Wednesday, April 24, 2013

[Elections 2013] The Establishment's Game



Establishment is a dreaded word in the political arena of Pakistan. Politicians equate it with something of an all-powerful and beyond reproach ghost that sits up top and runs the puppet show that is our government. Critical things like the budget and international relations are controlled by this ghost and the politicians dread its wrath.

For an average Pakistani, establishment is just a word. They listen to talk-shows and TV bulletins - wherever this word is mentioned, they take it superficially, without knowing what is behind it.

Officially and briefly, establishment is meant for continuation of policies and to keep the transitions smooth between the policies with changing government structures. It is comprised of bureaucracy (civil or military) and its siblings. It is independent of political influence.

Traditionally, across the world, they also try to manipulate the country politics besides their assigned
responsibility.
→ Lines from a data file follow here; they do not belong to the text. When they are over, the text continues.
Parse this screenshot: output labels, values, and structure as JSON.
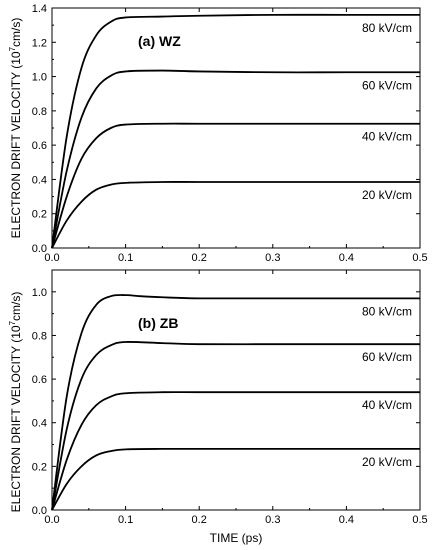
{
  "chart_data": [
    {
      "type": "line",
      "panel_label": "(a) WZ",
      "xlabel": "",
      "ylabel_main": "ELECTRON DRIFT VELOCITY (10",
      "ylabel_sup": "7",
      "ylabel_tail": "cm/s)",
      "xlim": [
        0,
        0.5
      ],
      "ylim": [
        0,
        1.4
      ],
      "x_ticks": [
        "0.0",
        "0.1",
        "0.2",
        "0.3",
        "0.4",
        "0.5"
      ],
      "y_ticks": [
        "0.0",
        "0.2",
        "0.4",
        "0.6",
        "0.8",
        "1.0",
        "1.2",
        "1.4"
      ],
      "series": [
        {
          "name": "80 kV/cm",
          "x": [
            0,
            0.02,
            0.04,
            0.06,
            0.08,
            0.1,
            0.15,
            0.2,
            0.3,
            0.4,
            0.5
          ],
          "values": [
            0,
            0.65,
            1.05,
            1.24,
            1.32,
            1.345,
            1.35,
            1.355,
            1.36,
            1.36,
            1.36
          ]
        },
        {
          "name": "60 kV/cm",
          "x": [
            0,
            0.02,
            0.04,
            0.06,
            0.08,
            0.1,
            0.15,
            0.2,
            0.3,
            0.4,
            0.5
          ],
          "values": [
            0,
            0.45,
            0.76,
            0.93,
            1.005,
            1.03,
            1.035,
            1.03,
            1.025,
            1.025,
            1.025
          ]
        },
        {
          "name": "40 kV/cm",
          "x": [
            0,
            0.02,
            0.04,
            0.06,
            0.08,
            0.1,
            0.15,
            0.2,
            0.3,
            0.4,
            0.5
          ],
          "values": [
            0,
            0.3,
            0.52,
            0.64,
            0.7,
            0.72,
            0.725,
            0.725,
            0.725,
            0.725,
            0.725
          ]
        },
        {
          "name": "20 kV/cm",
          "x": [
            0,
            0.02,
            0.04,
            0.06,
            0.08,
            0.1,
            0.15,
            0.2,
            0.3,
            0.4,
            0.5
          ],
          "values": [
            0,
            0.16,
            0.27,
            0.34,
            0.37,
            0.38,
            0.385,
            0.385,
            0.385,
            0.385,
            0.385
          ]
        }
      ]
    },
    {
      "type": "line",
      "panel_label": "(b) ZB",
      "xlabel": "TIME (ps)",
      "ylabel_main": "ELECTRON DRIFT VELOCITY (10",
      "ylabel_sup": "7",
      "ylabel_tail": "cm/s)",
      "xlim": [
        0,
        0.5
      ],
      "ylim": [
        0,
        1.1
      ],
      "x_ticks": [
        "0.0",
        "0.1",
        "0.2",
        "0.3",
        "0.4",
        "0.5"
      ],
      "y_ticks": [
        "0.0",
        "0.2",
        "0.4",
        "0.6",
        "0.8",
        "1.0"
      ],
      "series": [
        {
          "name": "80 kV/cm",
          "x": [
            0,
            0.02,
            0.04,
            0.06,
            0.08,
            0.1,
            0.12,
            0.15,
            0.2,
            0.3,
            0.4,
            0.5
          ],
          "values": [
            0,
            0.52,
            0.81,
            0.94,
            0.98,
            0.985,
            0.98,
            0.975,
            0.97,
            0.97,
            0.97,
            0.97
          ]
        },
        {
          "name": "60 kV/cm",
          "x": [
            0,
            0.02,
            0.04,
            0.06,
            0.08,
            0.1,
            0.15,
            0.2,
            0.3,
            0.4,
            0.5
          ],
          "values": [
            0,
            0.37,
            0.6,
            0.71,
            0.755,
            0.77,
            0.765,
            0.76,
            0.76,
            0.76,
            0.76
          ]
        },
        {
          "name": "40 kV/cm",
          "x": [
            0,
            0.02,
            0.04,
            0.06,
            0.08,
            0.1,
            0.15,
            0.2,
            0.3,
            0.4,
            0.5
          ],
          "values": [
            0,
            0.23,
            0.39,
            0.48,
            0.52,
            0.535,
            0.54,
            0.54,
            0.54,
            0.54,
            0.54
          ]
        },
        {
          "name": "20 kV/cm",
          "x": [
            0,
            0.02,
            0.04,
            0.06,
            0.08,
            0.1,
            0.15,
            0.2,
            0.3,
            0.4,
            0.5
          ],
          "values": [
            0,
            0.12,
            0.2,
            0.25,
            0.27,
            0.278,
            0.28,
            0.28,
            0.28,
            0.28,
            0.28
          ]
        }
      ]
    }
  ]
}
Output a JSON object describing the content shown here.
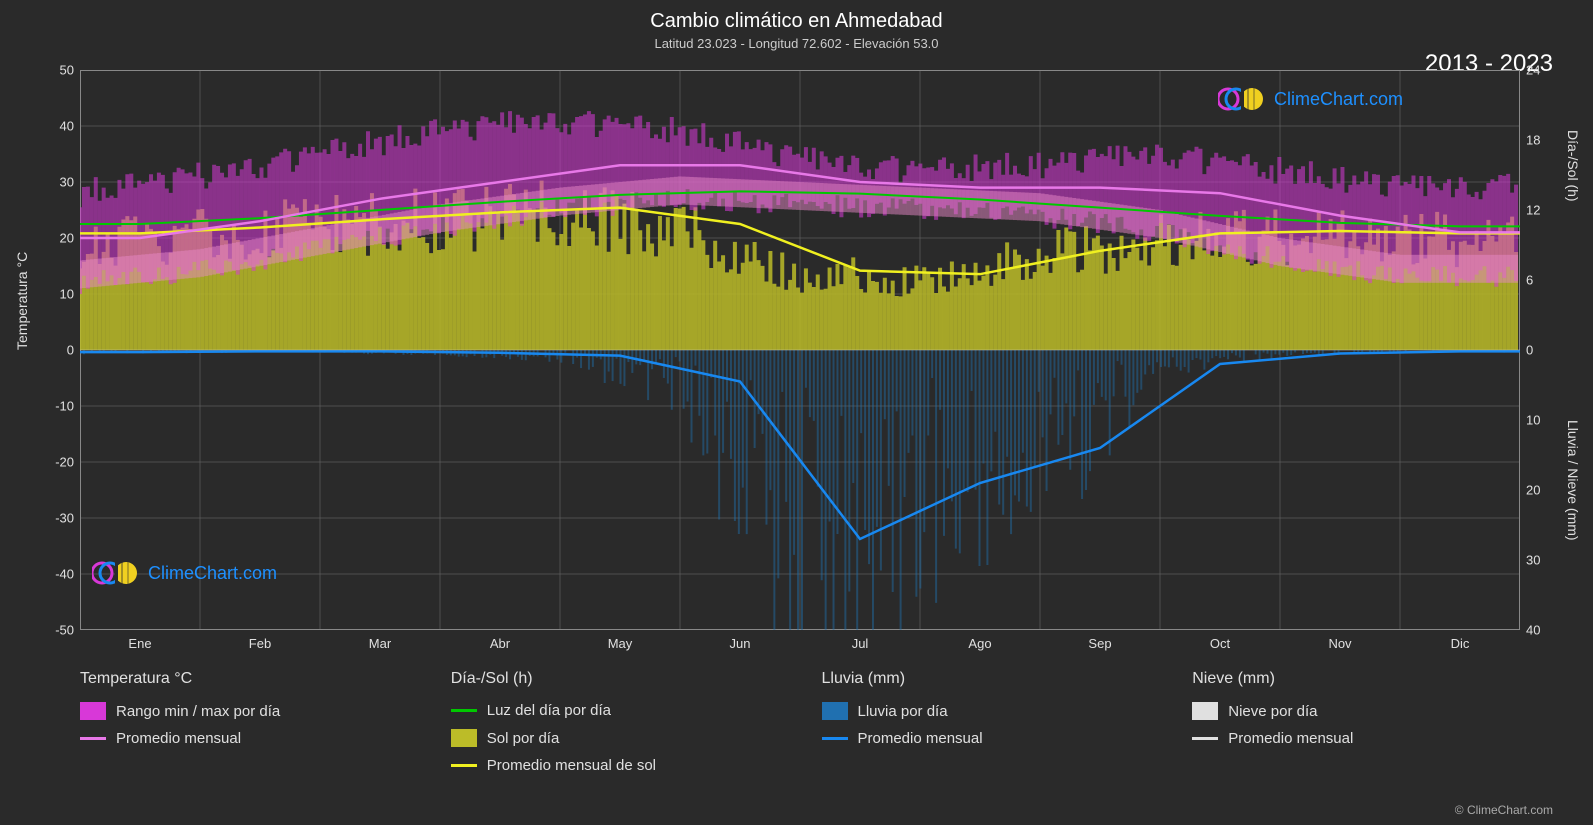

It is a natural tussle between politicians and establishment. There are multiple factions of establishment. In some countries, civil establishment dominates and in some countries, military establishment dominates. Pakistan is perceived as a military dominant country. But the fact is that it is a civil bureaucracy setup and feudal system which actually strengthens the military influence and allow generals to rule when they take over. Another interesting fact is that there has never been a totally anti-establishment political party yet. Every political party opposes one faction of establishment while enjoys the support of other faction.

The military of Pakistan enjoys a popular public image. It is perceived as messiah thanks to the soft (read: paid) media. This is why after every other coup d'├ętat with which it overthrows an elected government, it faces minimal resistance from the general public. These coups are frequent, bloodless and successful for this very reason.

Political satirists, Begherat Brigade, after their hugely successful song Aluu Anday took a bold step and targeted the powerful oligarchic establishment of Pakistan in a new release. The song titled Dhinak Dhinak hits hard at the establishment of Pakistan and its unwelcomed role in the politics and interests of Pakistan.

The song faced considerable set-backs because of it targeting an influential division of Pakistan and it may never be released on mainstream television but it is a step in the right direction. It will make an average person more aware and circumspect of the shadow games being played in Pakistan.

On another note, if the song was powerful then the ending was even more powerful. It showed the group holding a placard reading: No need to like this video, we will be dead anyway. Powerful indeed.